Projections show the summer season slipping even further behind after next week as there are no new major releases — only “Tulip Fever,” a re-release of “Close Encounters of the Third Kind,” and several indie flicks entering the market in limited release. After Labor Day weekend, the summer is expected to finish 15.7% behind last year’s benchmark.

As sour as domestic ticket sales have been, international and global box office sales are both pacing higher than last year — the year to date through Aug. 27 is up 2.8% internationally and 0.2% worldwide. That’s in large part due to China. The Middle Kingdom’s release “Wolf Warrior II” alone has grossed over $800 million, and almost none of that was in North America.

Among the many factors that contribute to such a slow season is an apparent cooling of the public’s interest in studio sequels. Apart from superhero movies “Wonder Woman,” “Spider-Man: Homecoming,” and “Guardians of the Galaxy Vol. 2” — the latter of which earned more than the original — nearly every franchise film has underperformed. Some, like “Pirates of the Caribbean: Dead Men Tell No Tales” and “Transformers: The Last Knight,” slumped to new franchise lows. There were also several big-budget whiffs, most notably “King Arthur: Legend of the Sword” and “Valerian and the City of a Thousand Planets” which have both earned about $39 million at the domestic box office, or as much as indie darling “The Big Sick.”

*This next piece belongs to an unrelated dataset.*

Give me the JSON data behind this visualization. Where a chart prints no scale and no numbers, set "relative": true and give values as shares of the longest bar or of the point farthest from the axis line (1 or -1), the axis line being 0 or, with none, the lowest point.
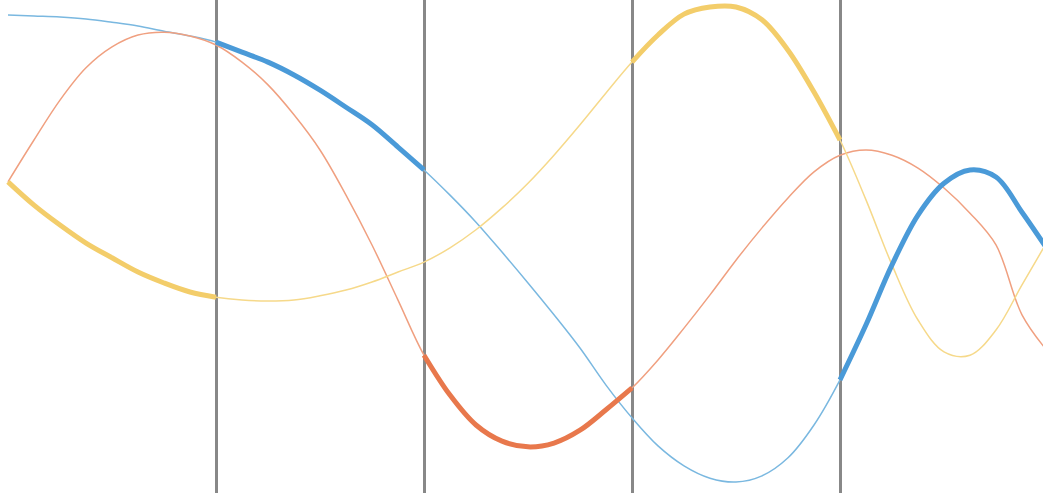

While the domestic summer box office over the past few decades has trended up, there are peaks and troughs year to year. The record-holding summer remains 2013 with over $4.7 billion. The following summer, in 2014, fell off over 14% to just over $4 billion before shooting up 10% in 2015 to $4.5 billion. Still, the industry’s cyclical nature can’t fully explain away the simple fact that business this summer has been undoubtedly abysmal.